There is a picture in my memories of me in a lake, with a black and white swimsuit with overall buckles. I’m four with bangs and gappy teeth – and I’m looking like it’s the happiest day of the summer.
Maybe it is, because after all – the Lindsay’s lake makes everything else seem far away.
It’s from that moment you get out of the sticky car, and the breeze that always blows there – picks your hair and lifts it straight up. You forget about the heat shimmering off pavement in town.
It’s from the hello hugs and sit-down-and-chat-awhile, that makes you push those other troubled friendships into proper perspective. Deep and long roots with these people make other situations fade a little.
There is just something about water and sunshine, that puts worries in their place.
And something about the memories – Mr. Lindsay telling us the water is too cold to swim, Millie and I with noodles, the lighthouse, the dinner bell, that time we took a long ride in the motor boat. I get reminiscent at the sound of horseshoes clinking and the thump of hand against tetherball. I smell BBQ and taste corn on the cob. I can even see Mrs. Lindsay feeding the leftover hot-dog buns to the ducks.
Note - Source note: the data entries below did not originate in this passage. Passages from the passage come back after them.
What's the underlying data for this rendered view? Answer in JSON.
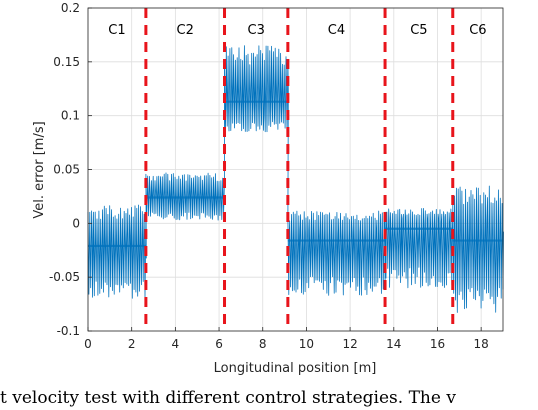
{
  "chart_data": {
    "type": "line",
    "xlabel": "Longitudinal position [m]",
    "ylabel": "Vel. error [m/s]",
    "xlim": [
      0,
      19
    ],
    "ylim": [
      -0.1,
      0.2
    ],
    "xticks": [
      0,
      2,
      4,
      6,
      8,
      10,
      12,
      14,
      16,
      18
    ],
    "yticks": [
      -0.1,
      -0.05,
      0,
      0.05,
      0.1,
      0.15,
      0.2
    ],
    "ytick_labels": [
      "-0.1",
      "-0.05",
      "0",
      "0.05",
      "0.1",
      "0.15",
      "0.2"
    ],
    "grid": true,
    "line_color": "#0072BD",
    "divider_color": "#E8141B",
    "region_dividers": [
      2.65,
      6.25,
      9.15,
      13.6,
      16.7
    ],
    "regions": [
      {
        "label": "C1",
        "x_start": 0,
        "x_end": 2.65,
        "center": -0.021,
        "band_low": -0.07,
        "band_high": 0.017
      },
      {
        "label": "C2",
        "x_start": 2.65,
        "x_end": 6.25,
        "center": 0.024,
        "band_low": 0.003,
        "band_high": 0.047
      },
      {
        "label": "C3",
        "x_start": 6.25,
        "x_end": 9.15,
        "center": 0.113,
        "band_low": 0.085,
        "band_high": 0.165
      },
      {
        "label": "C4",
        "x_start": 9.15,
        "x_end": 13.6,
        "center": -0.016,
        "band_low": -0.067,
        "band_high": 0.012
      },
      {
        "label": "C5",
        "x_start": 13.6,
        "x_end": 16.7,
        "center": -0.005,
        "band_low": -0.06,
        "band_high": 0.014
      },
      {
        "label": "C6",
        "x_start": 16.7,
        "x_end": 19,
        "center": -0.016,
        "band_low": -0.083,
        "band_high": 0.035
      }
    ]
  },
  "caption": "t velocity test with different control strategies. The v"
}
There is just something comforting when you step into the cottage and smell its smell, and know there are some things that won’t change…
Except perhaps they will.
A cottage on the far end of the lake, always seemed remote and mysterious, when we were growing up. A perfect log castle in the distance. Millie and I paddled to it several weeks ago – the farthest we’ve ever been…and imagine – when we floated opposite, it didn’t seem that big, grand or impeccable, at all. A childhood imagining against the reality.
And things do change. It seems strange to me, to think of the cottage, those people, the ‘Lindsay’s Lake’ not being the same as it always has.
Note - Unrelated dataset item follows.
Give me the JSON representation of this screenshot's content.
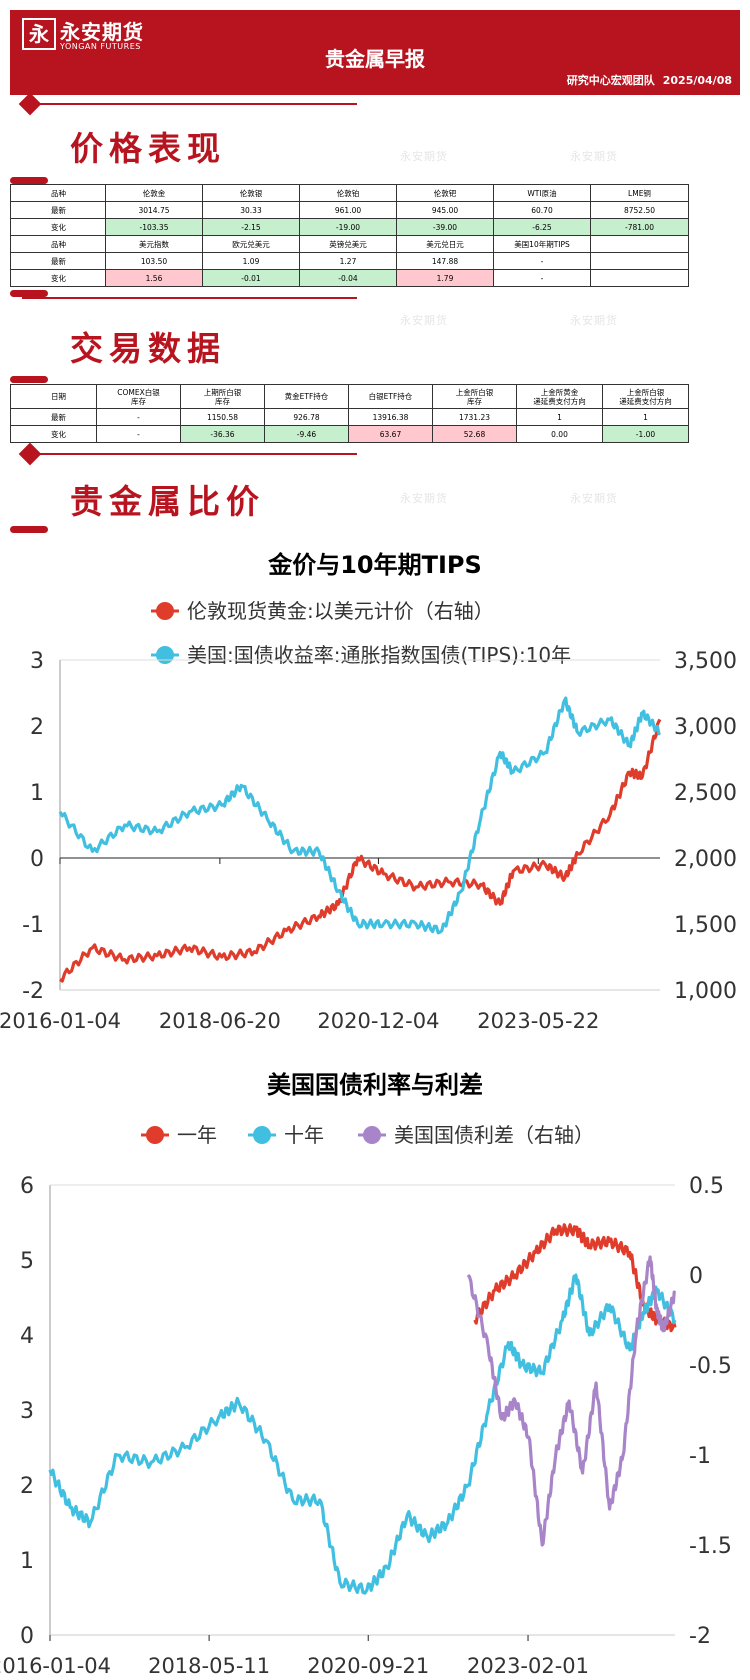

But there is peace with the idea too, because the memories are sweet – and no matter what lake I find myself in, the people and past shines bright on me.
Grateful to have known them. Grateful for those first happy, barefoot afternoons.
I found this today, scribbled in a notebook. I had written it a few days after our pastor moved away, so change was heavy on my mind. Funny how the capabilities and borders of change broaden in just a few weeks.
What I’d written seems a little silly and sure of itself now. I knew things could alter, but I don’t think I realized it could be so hard.
Mr. Lindsay, our ‘adopted’ grandfather in Christ, is gone now. He knew me since I was first expected and my mom stumbled down the church basement stairs, and he caught us at the bottom. He has always been here…the same house…the same seat in church…the same smile…
Change – the biggest of all changes; which we expect, but never at this time, this moment. Watching a dear person run the last part of their race.
And he was running. Grateful, hopeful, praising God to the end.
We truly rejoice for his change. He’s whole now - perfect in Christ, in the realness of Heaven and that cloud of witnesses. We couldn’t possibly wish him in this land of shadow and promises, instead of enjoying the fullness of his salvation.
The Truth is hard, but it stands. To live is Christ, but to die is gain.
Change. And what can we do?
We cry our tears, pray continually for the loneliest of those left in this world for a time. And we will not lose heart…for our light and momentary troubles are achieving for us an eternal glory that far outweigh them all.
And in this change – even here, the God of Grace dwells.
Be still, my soul; the Lord is on thy side;
Bear patiently the cross of grief or pain;
Leave to thy God to order and provide;
In every change He faithful will remain.
Be still, my soul; thy best, thy heavenly Friend
Through thorny ways leads to a joyful end.
Be still, my soul; thy God doth undertake
To guide the future as He has the past.
Thy hope, thy confidence, let nothing shake;
All now mysterious shall be bright at last.
Be still, my soul; the waves and winds still know
His voice who ruled them while He dwelt below.
Be still, my soul, though dearest friends depart
And all is darkened in the vale of tears;
Then shalt thou better know His love, His heart,
Who comes to soothe thy sorrows and thy fears.
Be still, my soul; thy Jesus can repay
From His own fullness all He takes away.
Be still, my soul; the hour is hastening on
When we shall be forever with the Lord,
When disappointment, grief, and fear are gone,
Sorrow forgot, love's purest joys restored.
Be still, my soul; when change and tears are past,
All safe and blessed we shall meet at last.